Et puis ce qui rend la présence des anglicismes moins visible et perturbante, c’est que l’espagnol les digère la plupart du temps dans son propre système morpho-phonétique : eslogan, esnob, líder, rosbif, jevi (pour heavy), táper (pour tupper), etc. Une bonne part des anglicismes est ainsi traditionnellement naturalisée par l’orthographe même si, c’est vrai, la tendance à l’inclusion directe est à la hausse (bestseller, hooligan, etc.). Dans cette histoire de contaminations linguistiques, j’ai cependant l’impression que l’amusement l’emporte au final sur la crispation pour les Espagnols. Le second degré peut passer par la prononciation volontairement fautive (Préstame tu boli, plis, en insistant sur le s final à l’espagnole), par le détournement morphologique (Qué, curranding ?, Alors, ça bosse ?) ou encore – si on entre dans l’argot – par le calque idiomatique (bai de feis, pour « by the face », lui-même traduit littéralement de por el morro, au culot : Entré en el cine bai de feis). On se moque un peu de tout ça en vérité, preuve s’il en fallait que l’espagnol ne se sent ni assiégé ni menacé.

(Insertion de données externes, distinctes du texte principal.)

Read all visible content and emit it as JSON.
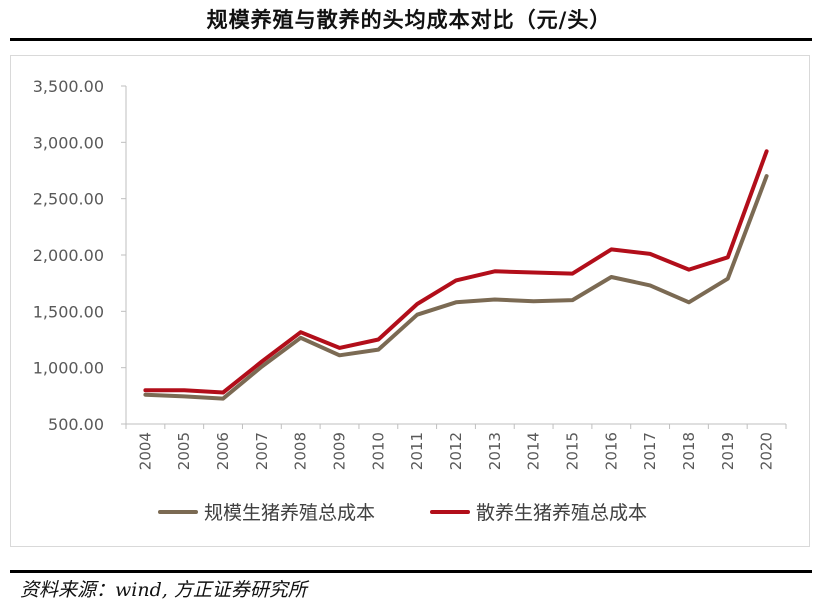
{
  "header": {
    "title": "规模养殖与散养的头均成本对比（元/头）"
  },
  "footer": {
    "source": "资料来源：wind, 方正证券研究所"
  },
  "chart_data": {
    "type": "line",
    "title": "规模养殖与散养的头均成本对比（元/头）",
    "xlabel": "",
    "ylabel": "",
    "ylim": [
      500,
      3500
    ],
    "yticks": [
      "500.00",
      "1,000.00",
      "1,500.00",
      "2,000.00",
      "2,500.00",
      "3,000.00",
      "3,500.00"
    ],
    "ytick_values": [
      500,
      1000,
      1500,
      2000,
      2500,
      3000,
      3500
    ],
    "x": [
      "2004",
      "2005",
      "2006",
      "2007",
      "2008",
      "2009",
      "2010",
      "2011",
      "2012",
      "2013",
      "2014",
      "2015",
      "2016",
      "2017",
      "2018",
      "2019",
      "2020"
    ],
    "grid": false,
    "legend_position": "bottom",
    "series": [
      {
        "name": "规模生猪养殖总成本",
        "color": "#7b6a53",
        "values": [
          760,
          745,
          725,
          1010,
          1265,
          1110,
          1160,
          1470,
          1580,
          1605,
          1590,
          1600,
          1805,
          1730,
          1580,
          1790,
          2700
        ]
      },
      {
        "name": "散养生猪养殖总成本",
        "color": "#b20e1a",
        "values": [
          800,
          800,
          780,
          1055,
          1315,
          1175,
          1250,
          1565,
          1775,
          1855,
          1845,
          1835,
          2050,
          2010,
          1870,
          1980,
          2920
        ]
      }
    ]
  }
}
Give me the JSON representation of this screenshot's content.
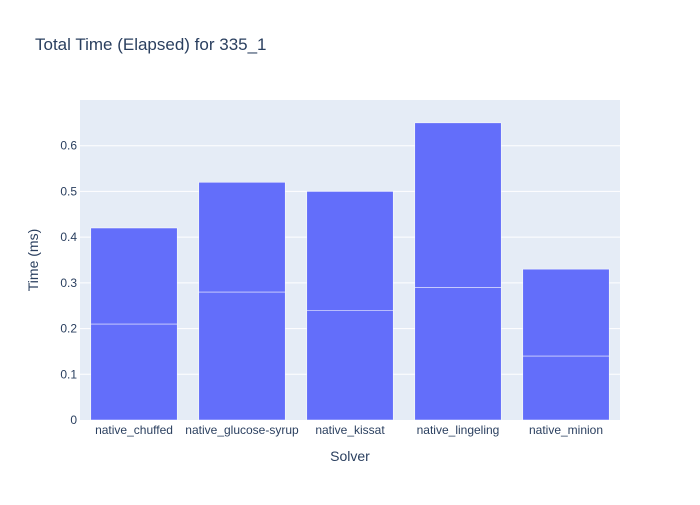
{
  "chart_data": {
    "type": "bar",
    "title": "Total Time (Elapsed) for 335_1",
    "xlabel": "Solver",
    "ylabel": "Time (ms)",
    "categories": [
      "native_chuffed",
      "native_glucose-syrup",
      "native_kissat",
      "native_lingeling",
      "native_minion"
    ],
    "segments": [
      [
        0.21,
        0.21
      ],
      [
        0.28,
        0.24
      ],
      [
        0.24,
        0.26
      ],
      [
        0.29,
        0.36
      ],
      [
        0.14,
        0.19
      ]
    ],
    "totals": [
      0.42,
      0.52,
      0.5,
      0.65,
      0.33
    ],
    "ylim": [
      0,
      0.7
    ],
    "yticks": [
      0,
      0.1,
      0.2,
      0.3,
      0.4,
      0.5,
      0.6
    ],
    "ytick_labels": [
      "0",
      "0.1",
      "0.2",
      "0.3",
      "0.4",
      "0.5",
      "0.6"
    ],
    "bar_color": "#636efa",
    "plot_bg": "#e5ecf6",
    "grid": true,
    "legend": "none"
  }
}
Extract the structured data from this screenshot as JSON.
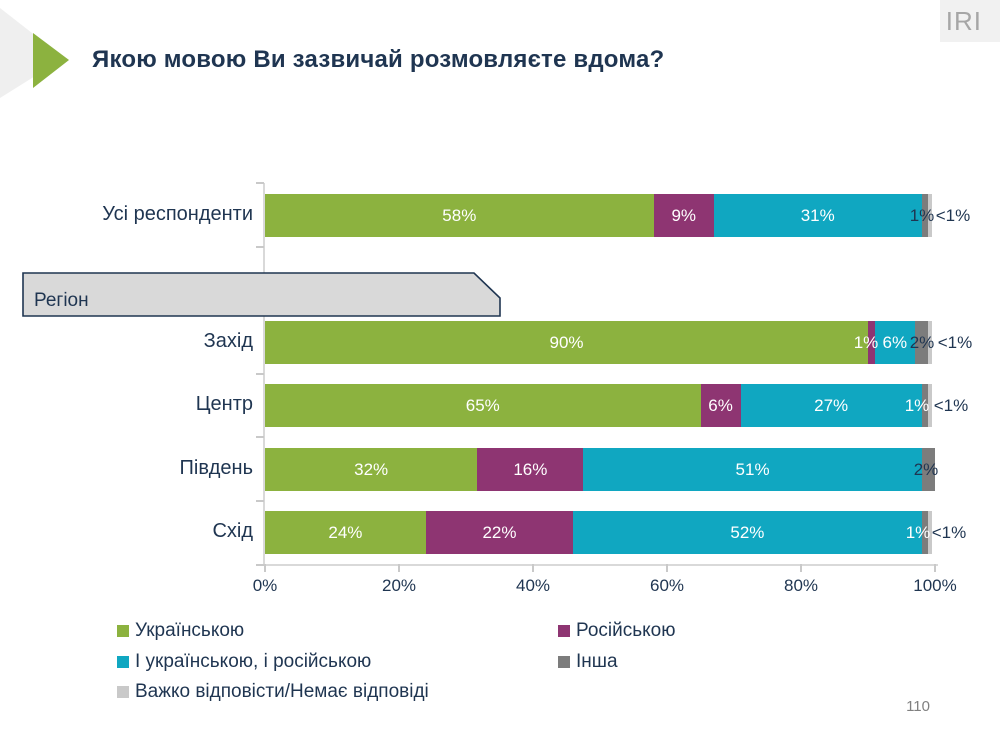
{
  "header": {
    "title": "Якою мовою Ви зазвичай розмовляєте вдома?",
    "logo": "IRI"
  },
  "region_tag": {
    "label": "Регіон"
  },
  "page_number": "110",
  "colors": {
    "navy_text": "#1F3551",
    "axis_gray": "#D9D9D9",
    "region_fill": "#D9D9D9"
  },
  "chart_data": {
    "type": "bar",
    "stacked": true,
    "orientation": "horizontal",
    "xlim": [
      0,
      100
    ],
    "x_ticks": [
      "0%",
      "20%",
      "40%",
      "60%",
      "80%",
      "100%"
    ],
    "grid": false,
    "legend_position": "bottom",
    "categories": [
      "Усі респонденти",
      "Захід",
      "Центр",
      "Південь",
      "Схід"
    ],
    "series": [
      {
        "key": "ukr",
        "name": "Українською",
        "color": "#8CB23F",
        "values": [
          58,
          90,
          65,
          32,
          24
        ]
      },
      {
        "key": "rus",
        "name": "Російською",
        "color": "#8E3572",
        "values": [
          9,
          1,
          6,
          16,
          22
        ]
      },
      {
        "key": "both",
        "name": "І українською, і російською",
        "color": "#10A7C1",
        "values": [
          31,
          6,
          27,
          51,
          52
        ]
      },
      {
        "key": "other",
        "name": "Інша",
        "color": "#7C7C7C",
        "values": [
          1,
          2,
          1,
          2,
          1
        ]
      },
      {
        "key": "dk",
        "name": "Важко відповісти/Немає відповіді",
        "color": "#C9C9C9",
        "values": [
          0.5,
          0.5,
          0.5,
          0,
          0.5
        ]
      }
    ],
    "in_bar_label_min_pct": 6,
    "end_labels": [
      [
        {
          "text": "1%",
          "x": 657,
          "navy": true
        },
        {
          "text": "<1%",
          "x": 688,
          "navy": true
        }
      ],
      [
        {
          "text": "1%",
          "x": 601,
          "navy": false
        },
        {
          "text": "2%",
          "x": 657,
          "navy": true
        },
        {
          "text": "<1%",
          "x": 690,
          "navy": true
        }
      ],
      [
        {
          "text": "1%",
          "x": 652,
          "navy": false
        },
        {
          "text": "<1%",
          "x": 686,
          "navy": true
        }
      ],
      [
        {
          "text": "2%",
          "x": 661,
          "navy": true
        }
      ],
      [
        {
          "text": "1%",
          "x": 653,
          "navy": false
        },
        {
          "text": "<1%",
          "x": 684,
          "navy": true
        }
      ]
    ]
  }
}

Est-ce aussi vrai dans le monde des affaires ?
J.C. : Pour la plus grande part de ce qui concerne le lexique technique du monde des affaires, la bataille est perdue. En fait on se demande si elle a même lieu d’être livrée : target, grid computing, outsourcing, back-office et des centaines d’autres font partie de la langue commune internationale du milieu des affaires et ce n’est pas en soi un problème. Il s’agit d’un jargon professionnel, pas plus incompréhensible pour un Espagnol moyen que ne le serait celui de la lutherie ou de l’aviation. Les tentatives d’espagnolisation ont fait long feu, et le marketing a écrasé depuis longtemps mercadotecnia.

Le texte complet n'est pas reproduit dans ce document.